I recently took advantage of an offer from Swagbucks to get $250 for refinancing my private student loans at a lower rate through Credible. It turns out I was able to lower my rate to 3.76% for a 10-year repayment term, which is 1.24% lower than my previous rate on a 7-year refinance I completed last year. While I don’t plan to drag out the repayment of this loan over 10 years, the added flexibility of lowering my monthly payment by about $80 at such a low rate was quite appealing – not to mention the $250 just for completing the refinancing!
Fixed vs. Variable
I was offered a range of repayment terms and interest rates, including fixed or variable, and decided to stick with a fixed rate loan since the variable rates were never more than a half percentage point lower and we are currently in a very volatile interest rate environment. Most private student loan lenders tend to peg their variable rates to the 1-month LIBOR (London Inter-bank Offered Rate), which is currently around 0.11% so the chance of your variable rate dropping significantly is essentially nonexistent, plus a margin based on your credit worthiness. Most lenders will offer a 0.25% rate reduction for setting up automatic payments and the lender I chose also offered an additional 0.25% rate reduction if I opened and used their own checking account product in order to make payments, but I declined this second discount option.
Public Service Loan Forgiveness – PSLF
While I’ve successfully paid off most of my private student loans, I still hold a very substantial amount of federal student loans that are expected to be part of the Public Service Loan Forgiveness Program (PSLF) after achieving 120 months of repayment while in a qualifying public service job. During the Covid-19 pandemic, the federal government has frozen interest rates at 0% and suspended required monthly payments through at least September 2021. But, even during these months of suspended payment requirements, the months continue to count toward student loan forgiveness for PSLF and traditional income-based repayment forgiveness after 20-25 years. This has proven to be a significant savings to anyone working towards PSLF forgiveness since the suspended payments are able to be saved, but still count toward the tax-free forgiveness at the end of 10 years. If the federal loans begin having to be paid on beginning in November 2021, that means 18 months of saved payments! Diverting those funds to a retirement account would be a great way to maximize this opportunity and I have been doing just that. In 2020, that meant $19,500 went to the employer retirement account and another $6,000 to traditional and Roth IRAs. For a federal loan borrower with an IBR payment of $500/month, that’s an extra $9,000 saved to retirement accounts over the 18-months plus any additional tax savings!
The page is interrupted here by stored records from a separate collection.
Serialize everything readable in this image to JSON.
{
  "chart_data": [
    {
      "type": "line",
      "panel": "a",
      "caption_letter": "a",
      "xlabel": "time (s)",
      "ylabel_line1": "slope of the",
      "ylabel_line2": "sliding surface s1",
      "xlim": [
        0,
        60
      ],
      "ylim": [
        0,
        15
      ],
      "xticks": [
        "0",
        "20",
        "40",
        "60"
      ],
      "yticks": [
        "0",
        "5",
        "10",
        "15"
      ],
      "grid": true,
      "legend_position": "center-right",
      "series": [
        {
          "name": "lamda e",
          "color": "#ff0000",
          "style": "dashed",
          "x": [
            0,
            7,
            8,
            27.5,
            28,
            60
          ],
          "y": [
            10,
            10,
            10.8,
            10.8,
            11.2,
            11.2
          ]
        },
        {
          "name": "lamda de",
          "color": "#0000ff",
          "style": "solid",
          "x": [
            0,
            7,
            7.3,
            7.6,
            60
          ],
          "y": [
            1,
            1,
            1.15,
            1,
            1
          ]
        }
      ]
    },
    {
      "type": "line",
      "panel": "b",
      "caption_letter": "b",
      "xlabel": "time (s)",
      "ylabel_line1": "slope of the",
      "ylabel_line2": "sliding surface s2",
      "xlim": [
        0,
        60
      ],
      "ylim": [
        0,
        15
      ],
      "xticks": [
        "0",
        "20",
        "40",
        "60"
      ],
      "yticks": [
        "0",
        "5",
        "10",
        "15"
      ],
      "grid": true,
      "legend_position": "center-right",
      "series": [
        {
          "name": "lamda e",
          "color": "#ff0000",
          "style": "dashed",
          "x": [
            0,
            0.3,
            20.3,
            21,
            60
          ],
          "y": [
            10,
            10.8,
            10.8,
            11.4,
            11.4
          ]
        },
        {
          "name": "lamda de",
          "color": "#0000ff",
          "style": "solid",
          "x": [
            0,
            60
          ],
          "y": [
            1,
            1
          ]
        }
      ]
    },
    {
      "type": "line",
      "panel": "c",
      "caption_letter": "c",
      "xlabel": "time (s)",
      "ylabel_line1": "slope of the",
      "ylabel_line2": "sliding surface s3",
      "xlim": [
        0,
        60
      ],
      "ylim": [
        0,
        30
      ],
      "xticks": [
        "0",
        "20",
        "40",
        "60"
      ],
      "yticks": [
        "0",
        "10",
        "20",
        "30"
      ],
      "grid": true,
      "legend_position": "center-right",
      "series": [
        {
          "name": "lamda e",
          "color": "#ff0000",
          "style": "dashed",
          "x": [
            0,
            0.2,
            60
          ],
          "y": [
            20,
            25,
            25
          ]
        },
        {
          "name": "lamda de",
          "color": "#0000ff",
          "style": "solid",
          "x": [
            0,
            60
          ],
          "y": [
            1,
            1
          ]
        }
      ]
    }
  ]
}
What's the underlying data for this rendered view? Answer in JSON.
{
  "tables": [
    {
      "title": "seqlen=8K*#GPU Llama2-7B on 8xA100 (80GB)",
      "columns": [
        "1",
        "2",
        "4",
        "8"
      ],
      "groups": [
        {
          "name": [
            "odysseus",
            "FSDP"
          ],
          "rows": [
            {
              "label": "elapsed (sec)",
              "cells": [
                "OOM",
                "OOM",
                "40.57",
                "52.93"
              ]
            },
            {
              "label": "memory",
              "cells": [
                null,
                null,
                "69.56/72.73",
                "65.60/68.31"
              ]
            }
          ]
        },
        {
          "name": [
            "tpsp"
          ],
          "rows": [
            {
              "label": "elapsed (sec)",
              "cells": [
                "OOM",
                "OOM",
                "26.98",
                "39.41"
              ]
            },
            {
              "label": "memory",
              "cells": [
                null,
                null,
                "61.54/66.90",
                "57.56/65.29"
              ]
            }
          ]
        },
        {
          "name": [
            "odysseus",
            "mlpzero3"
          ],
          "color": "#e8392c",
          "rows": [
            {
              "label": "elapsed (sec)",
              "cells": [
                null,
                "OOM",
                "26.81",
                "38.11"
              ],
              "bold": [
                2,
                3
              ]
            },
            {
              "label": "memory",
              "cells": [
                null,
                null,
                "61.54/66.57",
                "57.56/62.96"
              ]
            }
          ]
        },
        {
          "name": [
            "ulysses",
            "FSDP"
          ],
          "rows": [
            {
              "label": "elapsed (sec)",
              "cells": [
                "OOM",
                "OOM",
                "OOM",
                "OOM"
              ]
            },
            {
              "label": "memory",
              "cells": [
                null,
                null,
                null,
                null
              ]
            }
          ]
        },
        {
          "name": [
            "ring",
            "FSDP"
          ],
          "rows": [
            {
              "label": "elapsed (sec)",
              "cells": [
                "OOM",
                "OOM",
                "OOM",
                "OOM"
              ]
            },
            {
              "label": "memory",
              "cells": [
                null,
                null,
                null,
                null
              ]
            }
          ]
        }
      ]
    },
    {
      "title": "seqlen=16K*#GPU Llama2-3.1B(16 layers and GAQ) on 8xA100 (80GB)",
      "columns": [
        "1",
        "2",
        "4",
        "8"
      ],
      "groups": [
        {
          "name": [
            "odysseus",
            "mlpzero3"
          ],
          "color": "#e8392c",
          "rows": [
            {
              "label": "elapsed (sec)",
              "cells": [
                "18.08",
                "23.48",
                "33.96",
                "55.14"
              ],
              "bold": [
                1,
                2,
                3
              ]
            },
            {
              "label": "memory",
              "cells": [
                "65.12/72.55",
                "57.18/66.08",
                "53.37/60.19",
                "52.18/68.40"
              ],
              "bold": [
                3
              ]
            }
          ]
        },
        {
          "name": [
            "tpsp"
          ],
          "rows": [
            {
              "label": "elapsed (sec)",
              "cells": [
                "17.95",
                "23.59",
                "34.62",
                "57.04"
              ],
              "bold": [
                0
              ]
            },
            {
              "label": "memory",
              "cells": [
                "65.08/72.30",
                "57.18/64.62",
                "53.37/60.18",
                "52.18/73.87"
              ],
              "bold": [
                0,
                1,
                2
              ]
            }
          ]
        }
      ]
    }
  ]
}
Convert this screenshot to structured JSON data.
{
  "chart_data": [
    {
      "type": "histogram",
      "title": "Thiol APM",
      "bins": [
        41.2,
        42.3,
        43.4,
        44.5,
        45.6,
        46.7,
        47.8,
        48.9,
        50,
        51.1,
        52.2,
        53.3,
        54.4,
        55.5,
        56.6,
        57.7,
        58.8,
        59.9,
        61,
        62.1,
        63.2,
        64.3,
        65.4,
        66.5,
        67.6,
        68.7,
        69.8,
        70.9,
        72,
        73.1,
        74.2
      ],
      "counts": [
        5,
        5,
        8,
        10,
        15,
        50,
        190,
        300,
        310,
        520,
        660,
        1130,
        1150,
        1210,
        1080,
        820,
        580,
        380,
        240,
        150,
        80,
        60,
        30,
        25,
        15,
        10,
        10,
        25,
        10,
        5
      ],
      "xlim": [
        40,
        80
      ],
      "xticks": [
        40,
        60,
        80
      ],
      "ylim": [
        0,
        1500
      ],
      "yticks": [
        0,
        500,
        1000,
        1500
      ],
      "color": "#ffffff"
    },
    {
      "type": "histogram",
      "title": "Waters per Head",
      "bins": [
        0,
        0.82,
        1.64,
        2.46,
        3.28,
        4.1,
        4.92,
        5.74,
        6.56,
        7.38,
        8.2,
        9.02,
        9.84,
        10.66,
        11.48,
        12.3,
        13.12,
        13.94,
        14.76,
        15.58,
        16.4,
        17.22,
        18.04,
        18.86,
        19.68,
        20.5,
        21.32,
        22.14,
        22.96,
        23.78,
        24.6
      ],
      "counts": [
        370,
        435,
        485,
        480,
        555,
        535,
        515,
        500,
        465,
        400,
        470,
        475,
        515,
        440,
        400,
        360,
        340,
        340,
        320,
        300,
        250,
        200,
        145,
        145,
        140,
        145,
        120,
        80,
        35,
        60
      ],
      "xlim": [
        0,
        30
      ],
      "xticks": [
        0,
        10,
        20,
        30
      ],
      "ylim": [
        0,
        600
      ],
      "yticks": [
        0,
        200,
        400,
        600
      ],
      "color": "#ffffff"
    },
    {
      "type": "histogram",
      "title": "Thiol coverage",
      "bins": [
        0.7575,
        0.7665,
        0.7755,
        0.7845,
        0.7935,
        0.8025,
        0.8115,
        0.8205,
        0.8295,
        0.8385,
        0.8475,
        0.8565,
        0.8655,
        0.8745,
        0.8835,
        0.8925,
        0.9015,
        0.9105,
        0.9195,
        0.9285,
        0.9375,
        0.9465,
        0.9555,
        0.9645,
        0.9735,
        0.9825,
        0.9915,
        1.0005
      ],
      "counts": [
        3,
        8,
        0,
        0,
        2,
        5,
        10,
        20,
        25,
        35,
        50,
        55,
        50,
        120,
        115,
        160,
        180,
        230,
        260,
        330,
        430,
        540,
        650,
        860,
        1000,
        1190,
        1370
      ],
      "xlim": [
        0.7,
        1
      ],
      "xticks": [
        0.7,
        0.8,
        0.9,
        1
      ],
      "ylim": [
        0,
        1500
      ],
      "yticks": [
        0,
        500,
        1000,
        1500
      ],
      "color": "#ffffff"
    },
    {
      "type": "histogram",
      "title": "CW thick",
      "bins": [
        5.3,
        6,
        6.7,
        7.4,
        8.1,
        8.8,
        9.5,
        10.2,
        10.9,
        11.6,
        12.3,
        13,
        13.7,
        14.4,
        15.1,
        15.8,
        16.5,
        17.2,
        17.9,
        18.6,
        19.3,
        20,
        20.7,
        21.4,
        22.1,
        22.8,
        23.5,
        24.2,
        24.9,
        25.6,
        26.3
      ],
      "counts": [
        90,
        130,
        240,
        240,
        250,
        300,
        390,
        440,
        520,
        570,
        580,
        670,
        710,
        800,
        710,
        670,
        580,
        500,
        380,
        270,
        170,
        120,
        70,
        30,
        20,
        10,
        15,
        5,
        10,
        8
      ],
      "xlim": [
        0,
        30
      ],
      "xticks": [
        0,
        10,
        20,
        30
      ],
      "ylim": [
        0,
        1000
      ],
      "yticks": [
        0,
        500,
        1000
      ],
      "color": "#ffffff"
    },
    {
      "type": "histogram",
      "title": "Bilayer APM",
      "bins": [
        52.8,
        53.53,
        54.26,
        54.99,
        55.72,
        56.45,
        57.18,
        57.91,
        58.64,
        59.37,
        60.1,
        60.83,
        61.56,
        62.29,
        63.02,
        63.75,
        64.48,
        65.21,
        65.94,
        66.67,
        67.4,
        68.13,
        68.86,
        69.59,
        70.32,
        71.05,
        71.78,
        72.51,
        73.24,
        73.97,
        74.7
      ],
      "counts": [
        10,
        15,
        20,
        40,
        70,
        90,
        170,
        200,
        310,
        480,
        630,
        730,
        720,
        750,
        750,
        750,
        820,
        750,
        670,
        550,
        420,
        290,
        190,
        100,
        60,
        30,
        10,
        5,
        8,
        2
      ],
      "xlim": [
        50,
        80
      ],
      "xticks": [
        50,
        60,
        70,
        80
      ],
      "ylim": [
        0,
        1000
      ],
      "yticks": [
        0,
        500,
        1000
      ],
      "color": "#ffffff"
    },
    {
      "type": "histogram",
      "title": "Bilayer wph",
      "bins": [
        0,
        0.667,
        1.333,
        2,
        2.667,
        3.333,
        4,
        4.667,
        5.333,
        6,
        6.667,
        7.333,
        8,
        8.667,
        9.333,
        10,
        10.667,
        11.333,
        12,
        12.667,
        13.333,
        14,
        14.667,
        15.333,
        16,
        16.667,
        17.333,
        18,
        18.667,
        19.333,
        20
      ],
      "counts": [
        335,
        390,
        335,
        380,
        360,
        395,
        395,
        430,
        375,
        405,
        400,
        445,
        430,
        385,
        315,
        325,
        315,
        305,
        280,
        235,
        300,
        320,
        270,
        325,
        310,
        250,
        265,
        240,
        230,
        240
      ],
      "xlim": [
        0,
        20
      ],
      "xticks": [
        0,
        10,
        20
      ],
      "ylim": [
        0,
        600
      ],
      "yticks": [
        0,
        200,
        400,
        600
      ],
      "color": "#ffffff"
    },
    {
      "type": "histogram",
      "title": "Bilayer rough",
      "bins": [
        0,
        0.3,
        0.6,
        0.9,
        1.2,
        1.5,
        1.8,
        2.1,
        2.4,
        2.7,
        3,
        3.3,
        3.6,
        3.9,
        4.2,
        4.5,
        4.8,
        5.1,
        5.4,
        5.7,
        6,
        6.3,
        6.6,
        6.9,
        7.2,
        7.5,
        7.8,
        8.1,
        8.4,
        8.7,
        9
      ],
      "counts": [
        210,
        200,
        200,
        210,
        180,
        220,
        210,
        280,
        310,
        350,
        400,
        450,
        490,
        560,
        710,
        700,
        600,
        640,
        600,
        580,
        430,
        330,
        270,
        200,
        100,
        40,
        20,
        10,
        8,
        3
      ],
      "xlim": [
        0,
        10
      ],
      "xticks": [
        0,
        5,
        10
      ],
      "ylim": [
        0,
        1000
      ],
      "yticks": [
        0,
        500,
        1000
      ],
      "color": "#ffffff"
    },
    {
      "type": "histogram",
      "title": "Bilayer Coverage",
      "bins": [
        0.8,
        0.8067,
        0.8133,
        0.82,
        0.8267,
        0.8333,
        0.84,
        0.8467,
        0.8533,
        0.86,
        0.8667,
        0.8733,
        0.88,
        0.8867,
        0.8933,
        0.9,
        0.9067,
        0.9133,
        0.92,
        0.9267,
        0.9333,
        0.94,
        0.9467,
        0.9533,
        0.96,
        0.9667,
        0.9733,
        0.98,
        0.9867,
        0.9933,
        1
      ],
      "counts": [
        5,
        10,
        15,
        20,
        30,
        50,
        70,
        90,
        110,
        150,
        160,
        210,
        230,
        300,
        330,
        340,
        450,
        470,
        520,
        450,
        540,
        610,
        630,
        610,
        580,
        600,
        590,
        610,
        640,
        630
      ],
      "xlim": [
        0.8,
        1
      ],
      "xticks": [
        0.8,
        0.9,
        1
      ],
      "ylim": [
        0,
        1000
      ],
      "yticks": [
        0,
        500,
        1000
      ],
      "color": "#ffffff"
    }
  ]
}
Congress and Student Loans
Congress has also recently passed legislation that makes all student loan forgiveness tax-free through the year 2025. This was done in order to make any student loan forgiveness enacted via executive order automatically not incur a tax liability, as most forgiven debt is currently treated as a taxable event by the Internal Revenue Service. The Income Based Repayment (IBR) plans for federal student loans, which allow for taxable forgiveness after 20 or 25 years, were created in 2007 so this tax-free provision will expire before the first of those IBR loans begin hitting the 20-year mark for potential forgiveness. Because of this 2025 cutoff date, it appears that only loans specifically forgiven over the next four years will ultimately be tax-free. While President Biden has been waffling on whether or not he will introduce any student loan forgiveness via executive action, at least we know that the forgiveness will not come with a tax bill.